To meet the Trump Administration’s Operation Warp Speed goals, the U.S. Department of Health and Human Services (HHS) and Department of Defense (DoD) this week announced an agreement with Cytiva, headquartered in Massachusetts, to expand the company’s manufacturing capacity for products that are essential in producing COVID-19 vaccines.

The Biomedical Advanced Research and Development Authority (BARDA), part of the HHS Office of the Assistant Secretary for Preparedness and Response, collaborated with the DoD Joint Program Executive Office for Chemical, Biological, Radiological and Nuclear Defense and Army Contracting Command, to provide approximately $31 million to Cytiva for vaccine-related consumable products, such as liquid and dry powder cell culture media, cell culture buffers, mixer bags, and XDR bioreactors.

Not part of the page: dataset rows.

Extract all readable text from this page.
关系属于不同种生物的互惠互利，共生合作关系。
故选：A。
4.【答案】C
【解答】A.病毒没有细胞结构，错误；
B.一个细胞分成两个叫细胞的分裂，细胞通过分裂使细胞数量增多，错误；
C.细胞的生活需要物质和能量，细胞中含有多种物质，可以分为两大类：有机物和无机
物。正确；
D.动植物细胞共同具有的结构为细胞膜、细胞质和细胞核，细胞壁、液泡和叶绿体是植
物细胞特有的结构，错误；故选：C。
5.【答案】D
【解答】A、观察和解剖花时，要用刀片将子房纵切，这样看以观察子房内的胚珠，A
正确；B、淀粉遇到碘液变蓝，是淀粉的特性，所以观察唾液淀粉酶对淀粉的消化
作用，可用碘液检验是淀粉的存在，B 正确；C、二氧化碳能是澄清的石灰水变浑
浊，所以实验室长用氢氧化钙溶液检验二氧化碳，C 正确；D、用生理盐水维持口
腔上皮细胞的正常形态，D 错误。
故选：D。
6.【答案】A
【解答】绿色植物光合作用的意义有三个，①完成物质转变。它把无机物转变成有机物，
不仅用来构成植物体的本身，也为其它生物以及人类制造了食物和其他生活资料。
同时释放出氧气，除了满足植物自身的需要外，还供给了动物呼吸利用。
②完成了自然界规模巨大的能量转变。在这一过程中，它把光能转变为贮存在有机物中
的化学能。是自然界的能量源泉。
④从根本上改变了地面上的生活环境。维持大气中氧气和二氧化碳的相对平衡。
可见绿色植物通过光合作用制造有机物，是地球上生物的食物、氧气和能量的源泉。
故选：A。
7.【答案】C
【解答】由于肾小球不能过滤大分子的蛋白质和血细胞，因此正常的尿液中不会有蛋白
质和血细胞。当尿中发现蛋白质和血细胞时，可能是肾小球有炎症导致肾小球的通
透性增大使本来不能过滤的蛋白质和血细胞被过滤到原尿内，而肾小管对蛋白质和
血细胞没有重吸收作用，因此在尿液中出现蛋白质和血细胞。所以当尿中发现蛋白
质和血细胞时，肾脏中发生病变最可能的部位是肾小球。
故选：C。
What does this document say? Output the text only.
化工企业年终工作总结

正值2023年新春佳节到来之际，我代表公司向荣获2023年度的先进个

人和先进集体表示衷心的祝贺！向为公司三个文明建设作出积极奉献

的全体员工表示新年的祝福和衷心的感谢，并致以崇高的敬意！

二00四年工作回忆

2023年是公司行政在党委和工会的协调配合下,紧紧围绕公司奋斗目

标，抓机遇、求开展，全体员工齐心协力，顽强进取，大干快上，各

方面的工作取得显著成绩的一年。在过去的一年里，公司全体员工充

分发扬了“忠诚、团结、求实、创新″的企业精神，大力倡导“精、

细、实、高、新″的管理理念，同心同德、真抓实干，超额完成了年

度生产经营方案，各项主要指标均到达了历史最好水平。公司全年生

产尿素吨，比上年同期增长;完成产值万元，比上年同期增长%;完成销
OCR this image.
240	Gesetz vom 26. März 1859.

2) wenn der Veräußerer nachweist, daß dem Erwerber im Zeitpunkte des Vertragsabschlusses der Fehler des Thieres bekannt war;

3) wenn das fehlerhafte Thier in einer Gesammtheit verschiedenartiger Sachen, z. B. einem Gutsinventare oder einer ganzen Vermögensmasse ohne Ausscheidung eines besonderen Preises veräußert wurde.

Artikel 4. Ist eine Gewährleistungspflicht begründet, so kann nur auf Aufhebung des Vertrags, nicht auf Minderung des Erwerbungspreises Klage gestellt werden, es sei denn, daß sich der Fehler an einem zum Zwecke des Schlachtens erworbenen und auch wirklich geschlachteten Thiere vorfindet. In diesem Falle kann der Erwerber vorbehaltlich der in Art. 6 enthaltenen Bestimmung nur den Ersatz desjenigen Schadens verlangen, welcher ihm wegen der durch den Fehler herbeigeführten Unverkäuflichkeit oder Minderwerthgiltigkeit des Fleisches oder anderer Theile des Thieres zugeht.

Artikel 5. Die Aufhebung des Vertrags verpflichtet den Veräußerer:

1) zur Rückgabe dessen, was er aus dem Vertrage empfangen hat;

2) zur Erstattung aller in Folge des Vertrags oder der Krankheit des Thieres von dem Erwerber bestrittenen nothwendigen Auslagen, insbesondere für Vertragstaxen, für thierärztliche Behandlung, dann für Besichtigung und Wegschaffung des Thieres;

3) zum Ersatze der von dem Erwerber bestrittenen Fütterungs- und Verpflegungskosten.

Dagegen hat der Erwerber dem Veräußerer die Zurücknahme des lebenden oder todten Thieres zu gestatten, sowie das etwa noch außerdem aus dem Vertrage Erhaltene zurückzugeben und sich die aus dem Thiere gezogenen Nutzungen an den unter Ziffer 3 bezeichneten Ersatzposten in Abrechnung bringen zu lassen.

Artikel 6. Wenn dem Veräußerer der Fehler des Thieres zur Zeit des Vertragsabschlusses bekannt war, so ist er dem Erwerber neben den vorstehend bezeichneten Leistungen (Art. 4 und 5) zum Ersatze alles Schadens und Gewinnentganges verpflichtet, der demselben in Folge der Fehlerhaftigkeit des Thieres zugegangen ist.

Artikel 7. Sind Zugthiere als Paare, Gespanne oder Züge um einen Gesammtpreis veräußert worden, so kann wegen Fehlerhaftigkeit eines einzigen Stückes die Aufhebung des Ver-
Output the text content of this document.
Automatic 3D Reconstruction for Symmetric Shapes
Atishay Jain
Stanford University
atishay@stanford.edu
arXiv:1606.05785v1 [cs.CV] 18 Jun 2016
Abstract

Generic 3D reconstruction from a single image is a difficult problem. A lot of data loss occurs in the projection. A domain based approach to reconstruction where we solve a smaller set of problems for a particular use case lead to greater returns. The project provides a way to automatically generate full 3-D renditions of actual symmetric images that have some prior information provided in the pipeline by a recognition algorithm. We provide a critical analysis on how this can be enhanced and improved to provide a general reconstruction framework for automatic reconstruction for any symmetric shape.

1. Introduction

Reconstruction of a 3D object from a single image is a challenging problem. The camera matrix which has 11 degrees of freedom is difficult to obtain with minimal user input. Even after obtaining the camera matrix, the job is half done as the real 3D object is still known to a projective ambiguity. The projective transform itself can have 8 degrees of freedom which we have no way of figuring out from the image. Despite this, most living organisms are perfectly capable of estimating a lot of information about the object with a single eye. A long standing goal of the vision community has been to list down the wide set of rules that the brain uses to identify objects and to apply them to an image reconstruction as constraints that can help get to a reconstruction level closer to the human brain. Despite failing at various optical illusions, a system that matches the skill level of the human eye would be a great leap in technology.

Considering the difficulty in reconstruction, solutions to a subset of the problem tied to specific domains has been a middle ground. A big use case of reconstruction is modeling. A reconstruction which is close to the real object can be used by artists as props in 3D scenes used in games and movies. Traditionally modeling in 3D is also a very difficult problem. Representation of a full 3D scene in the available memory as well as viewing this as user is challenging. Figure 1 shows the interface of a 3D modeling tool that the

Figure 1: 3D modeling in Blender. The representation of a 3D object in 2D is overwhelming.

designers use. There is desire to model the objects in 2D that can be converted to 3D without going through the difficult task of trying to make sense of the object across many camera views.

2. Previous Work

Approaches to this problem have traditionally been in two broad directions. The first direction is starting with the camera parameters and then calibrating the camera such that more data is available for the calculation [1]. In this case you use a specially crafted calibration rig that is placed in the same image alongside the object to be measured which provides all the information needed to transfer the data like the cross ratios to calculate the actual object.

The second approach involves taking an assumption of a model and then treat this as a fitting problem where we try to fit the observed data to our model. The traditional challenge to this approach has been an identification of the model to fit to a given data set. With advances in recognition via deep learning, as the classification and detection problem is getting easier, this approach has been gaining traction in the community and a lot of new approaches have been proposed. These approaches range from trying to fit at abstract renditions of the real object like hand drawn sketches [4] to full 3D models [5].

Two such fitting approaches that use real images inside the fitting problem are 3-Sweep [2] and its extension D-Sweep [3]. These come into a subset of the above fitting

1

“As part of Operation Warp Speed, we are expanding U.S.-based manufacturing of the products that are essential in the development and manufacturing of COVID-19 vaccines,” said HHS Secretary Alex Azar. “By expanding capacity now, not only do we help deliver these products as quickly as possible, but we also return manufacturing to America, boosting the economy and preparing us for future crises.”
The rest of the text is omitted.